Seismische tomografie is vergelijkbaar met een CT-scan. In plaats van röntgenstraling worden de aardbevingsstralen gebruikt. Er wordt bij tomografie uitgegaan van een achtergrondmodel. Op basis van dit model worden afwijkingen berekend en afgebeeld. Het achtergrondmodel wat voor de aarde veel gebruikt wordt is een model waarbij snelheid toeneemt met diepte. Dit is een logisch achtergrondmodel want golven reizen sneller op diepte door de toenemende druk.

    Afbeelding 1. Een subducerende plaat (1a) en een hotspot (1b) tomografisch weergegeven.
    Bijgevoegd een schematisch model ter vergelijking.
    Afbeelding 1 is gemaakt met behulp van afbeeldingen uit twee papers van Wim Spakman.

    Wanneer een aardbeving plaatsvindt wordt een verwachte aankomsttijd berekend aan de hand van dit achtergrondmodel.
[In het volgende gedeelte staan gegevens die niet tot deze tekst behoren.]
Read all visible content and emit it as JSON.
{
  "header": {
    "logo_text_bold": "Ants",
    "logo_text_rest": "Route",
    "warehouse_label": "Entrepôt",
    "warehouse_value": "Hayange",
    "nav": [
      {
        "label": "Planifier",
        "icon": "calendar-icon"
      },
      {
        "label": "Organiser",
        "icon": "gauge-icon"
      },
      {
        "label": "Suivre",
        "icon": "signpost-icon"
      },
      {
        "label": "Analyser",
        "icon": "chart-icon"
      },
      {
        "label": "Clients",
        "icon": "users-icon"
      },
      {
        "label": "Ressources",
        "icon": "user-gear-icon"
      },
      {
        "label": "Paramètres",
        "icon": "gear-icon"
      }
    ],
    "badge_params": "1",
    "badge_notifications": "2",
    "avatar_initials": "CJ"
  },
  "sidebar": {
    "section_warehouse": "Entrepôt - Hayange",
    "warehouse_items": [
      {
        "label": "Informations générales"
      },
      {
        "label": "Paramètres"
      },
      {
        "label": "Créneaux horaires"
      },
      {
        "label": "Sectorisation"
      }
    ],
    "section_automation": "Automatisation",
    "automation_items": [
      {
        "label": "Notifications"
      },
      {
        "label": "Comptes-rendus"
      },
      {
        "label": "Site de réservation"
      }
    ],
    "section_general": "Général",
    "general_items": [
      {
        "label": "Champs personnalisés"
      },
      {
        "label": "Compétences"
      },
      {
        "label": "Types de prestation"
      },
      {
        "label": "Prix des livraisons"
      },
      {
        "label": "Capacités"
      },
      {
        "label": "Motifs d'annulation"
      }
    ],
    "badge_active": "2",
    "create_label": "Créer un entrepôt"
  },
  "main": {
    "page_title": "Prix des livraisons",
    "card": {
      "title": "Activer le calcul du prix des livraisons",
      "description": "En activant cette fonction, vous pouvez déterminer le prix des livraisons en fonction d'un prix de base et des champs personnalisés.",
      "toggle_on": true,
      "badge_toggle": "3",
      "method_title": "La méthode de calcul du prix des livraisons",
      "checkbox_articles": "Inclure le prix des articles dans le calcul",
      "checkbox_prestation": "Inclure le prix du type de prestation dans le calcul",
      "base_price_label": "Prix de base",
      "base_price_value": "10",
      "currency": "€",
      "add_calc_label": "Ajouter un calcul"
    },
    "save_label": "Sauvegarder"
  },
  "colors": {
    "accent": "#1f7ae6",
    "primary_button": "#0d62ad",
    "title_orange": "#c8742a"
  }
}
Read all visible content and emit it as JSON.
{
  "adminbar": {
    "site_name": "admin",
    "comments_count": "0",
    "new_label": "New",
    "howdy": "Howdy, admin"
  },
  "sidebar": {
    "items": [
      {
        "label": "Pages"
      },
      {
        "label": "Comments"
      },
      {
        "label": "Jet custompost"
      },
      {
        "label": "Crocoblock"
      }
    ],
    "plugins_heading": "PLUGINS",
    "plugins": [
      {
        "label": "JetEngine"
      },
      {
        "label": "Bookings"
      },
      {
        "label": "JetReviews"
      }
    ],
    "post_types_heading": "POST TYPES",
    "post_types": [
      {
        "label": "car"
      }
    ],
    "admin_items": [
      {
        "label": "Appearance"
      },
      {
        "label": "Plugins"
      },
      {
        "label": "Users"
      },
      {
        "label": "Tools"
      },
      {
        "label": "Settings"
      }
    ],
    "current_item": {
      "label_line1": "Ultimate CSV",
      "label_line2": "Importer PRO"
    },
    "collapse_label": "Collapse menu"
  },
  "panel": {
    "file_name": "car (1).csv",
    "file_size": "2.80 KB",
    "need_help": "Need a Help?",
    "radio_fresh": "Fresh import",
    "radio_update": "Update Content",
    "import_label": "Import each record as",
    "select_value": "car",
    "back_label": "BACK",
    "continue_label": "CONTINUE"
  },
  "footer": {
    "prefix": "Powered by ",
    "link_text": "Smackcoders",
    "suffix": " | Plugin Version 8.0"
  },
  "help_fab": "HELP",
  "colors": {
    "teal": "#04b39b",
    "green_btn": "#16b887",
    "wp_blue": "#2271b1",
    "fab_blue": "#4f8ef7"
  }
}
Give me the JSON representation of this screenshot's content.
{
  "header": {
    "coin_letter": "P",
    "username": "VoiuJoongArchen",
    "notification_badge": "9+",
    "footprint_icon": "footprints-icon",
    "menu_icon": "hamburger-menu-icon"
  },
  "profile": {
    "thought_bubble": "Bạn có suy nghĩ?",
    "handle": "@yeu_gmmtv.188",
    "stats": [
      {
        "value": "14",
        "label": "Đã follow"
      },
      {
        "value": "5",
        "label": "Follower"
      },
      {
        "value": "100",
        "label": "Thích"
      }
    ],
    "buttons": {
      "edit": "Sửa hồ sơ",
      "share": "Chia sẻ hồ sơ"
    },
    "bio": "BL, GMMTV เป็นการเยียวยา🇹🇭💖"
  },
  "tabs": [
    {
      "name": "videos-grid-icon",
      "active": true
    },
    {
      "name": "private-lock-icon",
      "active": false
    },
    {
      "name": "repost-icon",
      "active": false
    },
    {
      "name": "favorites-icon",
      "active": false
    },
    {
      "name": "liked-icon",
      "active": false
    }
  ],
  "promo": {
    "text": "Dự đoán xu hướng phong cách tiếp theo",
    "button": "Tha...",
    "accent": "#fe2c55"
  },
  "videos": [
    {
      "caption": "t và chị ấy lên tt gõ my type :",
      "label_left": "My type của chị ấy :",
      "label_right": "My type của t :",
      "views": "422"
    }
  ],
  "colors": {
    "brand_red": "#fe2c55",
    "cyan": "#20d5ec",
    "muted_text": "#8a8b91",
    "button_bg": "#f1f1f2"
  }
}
Wanneer de aardbeving op een ander moment aankomt dan de verwachte aankomsttijd dan weet je dat het model niet klopt. Het verschil in aankomsttijd wordt dan gegeven door een heel kleine afwijking over de hele afstand die de golf heeft afgelegd, of een heel grote afwijking van het model over kortere afstand. Door meerdere aardbevingsgolven te bekijken kun je steeds preciezer zeggen waar de afwijkingen zitten en hoe groot de afwijkingen zijn.

    Deze afwijkingen worden uiteindelijk weergegeven in de tomografische afbeeldingen. Met behulp van deze afbeeldingen kan er dan aan de slag gegaan worden om de geschiedenis van de aarde te achterhalen. Met behulp van deze geschiedenis kunnen we processen die nu spelen beter gaan begrijpen.

    Doordat de drukafhankelijkheid al is opgenomen in het achtergrondmodel komen alle afwijkingen door verschillen in temperatuur. Dit komt goed uit want de temperatuur van een gesteente zegt veel over zijn afkomst. Subducerende platen zijn koel, ze hebben immers miljoenen jaren aan het oppervlak de tijd gehad om af te koelen. In afbeelding 1 kun je duidelijk zien dat er een plaat dieper de aarde in zakt. Ook hotspots zijn te herkennen, dit zijn, zoals de naam als suggereert, warme structuren die volgens recent onderzoek hun oorsprong vinden op de kern-mantel grens.

      Afbeelding 2. P-wave shadow zones.